Des indicateurs simples sur le tableau de bord interne
Pour conduire sa vie, nous disposons d’indicateurs simples :
Le premier, ce sont nos émotions. La joie, comme indicateur que je suis dans du bon pour moi, et que je dois y rester. La colère, comme indicateur que je suis heurté dans mes frontières et que je dois les faire respecter. La tristesse, comme indicateur que j’ai définitivement perdu quelque chose et que je dois trouver de la consolation. La peur, comme indicateur qu’un danger est proche, et que je dois trouver de l’aide ou de la protection.
Le second, c’est mon sens interne (le 6ème après les 5 plus connus) qui me renseigne en particulier sur mon état de tension et de fatigue. C’est celui qui me dit quand je dois faire du vide dans mon agenda, me reposer, dormir, le cas échéant voir un spécialiste pour régler ces tensions. Continuer à les ignorer, c’est m’exposer à ce que mon corps m’envoie à plus ou moins long terme des signaux beaucoup plus intenses, plus graves.
Devenons egocentrés
Mais tous ces indicateurs ne serviront à rien sans une vraie décision, fondamentale, sur mes priorités. Nous devons décider d’être ego – centrés. Comprendre et accepter que nous sommes au centre de notre monde et donc que c’est notre responsabilité première de prendre soin de nous. Si nous ne le faisons pas :
. Nous proposerons durablement aux autres une version sous tension, sous stress, une version « abîmée » de nous-mêmes
. Nous finirons par les obliger à prendre soin de nous
Être égoïste, c’est être au centre de sa vie et privilégier son intérêt propre aux dépens de ceux du reste du monde.

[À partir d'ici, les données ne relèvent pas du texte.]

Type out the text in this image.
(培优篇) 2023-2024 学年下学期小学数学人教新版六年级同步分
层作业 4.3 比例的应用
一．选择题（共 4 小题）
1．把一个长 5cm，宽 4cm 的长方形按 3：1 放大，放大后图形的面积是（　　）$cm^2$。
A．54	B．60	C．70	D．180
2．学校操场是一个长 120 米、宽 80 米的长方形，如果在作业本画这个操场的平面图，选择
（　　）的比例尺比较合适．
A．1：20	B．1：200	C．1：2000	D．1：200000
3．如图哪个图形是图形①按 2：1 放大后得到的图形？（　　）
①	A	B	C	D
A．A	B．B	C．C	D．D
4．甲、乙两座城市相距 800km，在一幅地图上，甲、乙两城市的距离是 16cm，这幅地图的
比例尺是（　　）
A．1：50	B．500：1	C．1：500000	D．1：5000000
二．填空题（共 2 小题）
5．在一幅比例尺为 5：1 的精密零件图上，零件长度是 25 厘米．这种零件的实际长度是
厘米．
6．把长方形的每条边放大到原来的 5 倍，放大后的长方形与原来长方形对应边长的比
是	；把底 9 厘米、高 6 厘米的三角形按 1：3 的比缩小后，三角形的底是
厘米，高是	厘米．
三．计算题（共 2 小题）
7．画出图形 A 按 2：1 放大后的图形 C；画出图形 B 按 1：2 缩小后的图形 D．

Être égocentrique, c’est être au centre de sa vie, prendre soin de soi et ensuite se mettre en relation avec les autres.
Personne ne peut respirer à notre place – c’est bien que nous sommes la personne la plus importante pour nous-même. Prendre soin de nous, décider de conduire notre vie dans la joie, c’est nous donner la possibilité de faire des choix conscients et positifs, pour nous-mêmes… et pour les autres, tant que cela ne vient pas en contradiction avec la règle n°1.
C’est par rapport à cette règle fondamentale que nous devons ensuite faire des choix, dire oui à certaines demandes, et non à d’autres. Comprendre que nous avons toujours le choix, et exercer souverainement cette puissance, c’est la clé pour accroître notre estime de nous-mêmes, à nos propres yeux d’abord, et dans l’esprit des autres ensuite.
Je m’arrête ici parce que ce sont des sujets bien trop vastes pour les « boucler » en une chronique.
J’espère que ce que je propose sera utile à certains d’entre vous, et je serai très heureux d’avoir vos retours, qu’ils soient favorables ou critiques.
Ce qui me donnera la possibilité de chroniques prolongeant celle-ci.